Abstract

Little is known about SARS-CoV-2 evolution under Molnupiravir and Paxlovid, the only antivirals approved for COVID-19 treatment. By investigating SARS-CoV-2 variability in 8 Molnupiravir-treated, 7 Paxlovid-treated and 5 drug-naïve individuals at 4 time-points (Days 0-2-5-7), a higher genetic distance is found under Molnupiravir pressure compared to Paxlovid and no-drug pressure (nucleotide-substitutions/site mean±Standard error: 18.7 × 10⁻⁴ ± 2.1 × 10⁻⁴ vs. 3.3 × 10⁻⁴ ± 0.8 × 10⁻⁴ vs. 3.1 × 10⁻⁴ ± 0.8 × 10⁻⁴, P = 0.0003), peaking between Day 2 and 5. Molnupiravir drives the emergence of more G-A and C-T transitions than other mutations (P = 0.031). SARS-CoV-2 selective evolution under Molnupiravir pressure does not differ from that under Paxlovid or no-drug pressure, except for orf8 (dN > dS, P = 0.001); few amino acid mutations are enriched at specific sites.
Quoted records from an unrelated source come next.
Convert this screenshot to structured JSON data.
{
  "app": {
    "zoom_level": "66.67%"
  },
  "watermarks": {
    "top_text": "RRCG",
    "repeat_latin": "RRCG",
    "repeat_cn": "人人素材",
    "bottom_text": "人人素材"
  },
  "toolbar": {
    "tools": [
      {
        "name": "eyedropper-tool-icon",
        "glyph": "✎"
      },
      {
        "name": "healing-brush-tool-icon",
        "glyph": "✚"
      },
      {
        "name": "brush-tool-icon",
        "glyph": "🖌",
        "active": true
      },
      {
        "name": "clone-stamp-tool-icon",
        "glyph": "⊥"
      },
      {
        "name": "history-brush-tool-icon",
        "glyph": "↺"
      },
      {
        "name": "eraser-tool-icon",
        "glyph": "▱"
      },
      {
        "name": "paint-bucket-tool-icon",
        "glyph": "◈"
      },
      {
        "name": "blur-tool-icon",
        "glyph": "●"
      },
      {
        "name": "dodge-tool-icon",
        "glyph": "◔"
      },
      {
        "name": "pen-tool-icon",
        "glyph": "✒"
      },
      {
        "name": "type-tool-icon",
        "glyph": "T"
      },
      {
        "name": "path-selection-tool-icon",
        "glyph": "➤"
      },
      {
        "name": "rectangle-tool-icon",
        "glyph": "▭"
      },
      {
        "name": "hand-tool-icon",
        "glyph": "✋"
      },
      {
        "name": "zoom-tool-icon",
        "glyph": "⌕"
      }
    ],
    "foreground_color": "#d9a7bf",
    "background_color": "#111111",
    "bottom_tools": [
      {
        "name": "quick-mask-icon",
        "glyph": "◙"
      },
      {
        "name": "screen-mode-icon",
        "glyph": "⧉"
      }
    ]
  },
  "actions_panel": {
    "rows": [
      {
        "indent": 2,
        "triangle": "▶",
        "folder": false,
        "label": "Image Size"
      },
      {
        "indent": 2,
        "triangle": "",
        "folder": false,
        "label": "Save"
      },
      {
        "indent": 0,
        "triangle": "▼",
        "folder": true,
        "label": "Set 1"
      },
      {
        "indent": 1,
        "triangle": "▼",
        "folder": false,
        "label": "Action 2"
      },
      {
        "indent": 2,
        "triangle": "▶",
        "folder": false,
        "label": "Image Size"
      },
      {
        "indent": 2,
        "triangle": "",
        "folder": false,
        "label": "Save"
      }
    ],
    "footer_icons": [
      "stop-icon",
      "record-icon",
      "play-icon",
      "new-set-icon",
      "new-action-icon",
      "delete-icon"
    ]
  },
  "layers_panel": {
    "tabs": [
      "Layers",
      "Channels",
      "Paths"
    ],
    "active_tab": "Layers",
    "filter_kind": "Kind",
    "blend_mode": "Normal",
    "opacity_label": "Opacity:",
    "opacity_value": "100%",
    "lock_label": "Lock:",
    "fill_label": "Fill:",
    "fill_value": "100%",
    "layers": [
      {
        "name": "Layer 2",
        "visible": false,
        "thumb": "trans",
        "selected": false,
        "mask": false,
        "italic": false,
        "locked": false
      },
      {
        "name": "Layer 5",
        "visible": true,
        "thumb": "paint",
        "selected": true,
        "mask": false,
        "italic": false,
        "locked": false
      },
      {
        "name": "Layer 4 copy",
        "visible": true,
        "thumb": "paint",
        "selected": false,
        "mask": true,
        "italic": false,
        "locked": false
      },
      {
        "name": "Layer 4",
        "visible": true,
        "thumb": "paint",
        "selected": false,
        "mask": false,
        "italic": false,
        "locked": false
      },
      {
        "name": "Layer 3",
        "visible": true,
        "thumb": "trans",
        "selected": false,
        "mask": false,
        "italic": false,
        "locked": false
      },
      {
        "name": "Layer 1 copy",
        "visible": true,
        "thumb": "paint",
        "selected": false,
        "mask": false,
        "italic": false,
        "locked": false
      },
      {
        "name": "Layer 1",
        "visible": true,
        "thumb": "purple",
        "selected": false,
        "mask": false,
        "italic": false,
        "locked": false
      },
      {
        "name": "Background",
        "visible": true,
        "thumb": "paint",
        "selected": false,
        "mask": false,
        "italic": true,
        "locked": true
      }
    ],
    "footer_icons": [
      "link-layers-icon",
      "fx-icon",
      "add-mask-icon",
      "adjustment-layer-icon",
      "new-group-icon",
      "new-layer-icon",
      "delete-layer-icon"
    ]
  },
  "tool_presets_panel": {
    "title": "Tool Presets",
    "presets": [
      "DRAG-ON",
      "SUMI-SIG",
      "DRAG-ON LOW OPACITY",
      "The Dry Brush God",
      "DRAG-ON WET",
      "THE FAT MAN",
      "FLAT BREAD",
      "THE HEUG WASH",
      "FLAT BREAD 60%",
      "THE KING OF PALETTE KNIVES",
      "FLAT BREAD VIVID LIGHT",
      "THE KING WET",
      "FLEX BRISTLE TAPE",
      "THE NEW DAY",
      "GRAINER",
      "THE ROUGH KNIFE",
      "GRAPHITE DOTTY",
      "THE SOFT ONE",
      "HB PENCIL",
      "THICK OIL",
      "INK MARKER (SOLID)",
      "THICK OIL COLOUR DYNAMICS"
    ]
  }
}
No RNA-dependent RNA polymerase (RdRp) or main proteases (Mpro) mutations conferring resistance to Molnupiravir or Paxlovid are found. This proof-of-concept study defines the SARS-CoV-2 within-host evolution during antiviral treatment, confirming higher in vivo variability induced by Molnupiravir compared to Paxlovid and drug-naive, albeit not resulting in apparent mutation selection.

A proof-of-concept study on the genomic evolution of SARS-CoV-2 during antiviral treatment reveals that Molnupiravir induces a higher in vivo intra-host variability compared to Paxlovid and drug-naive.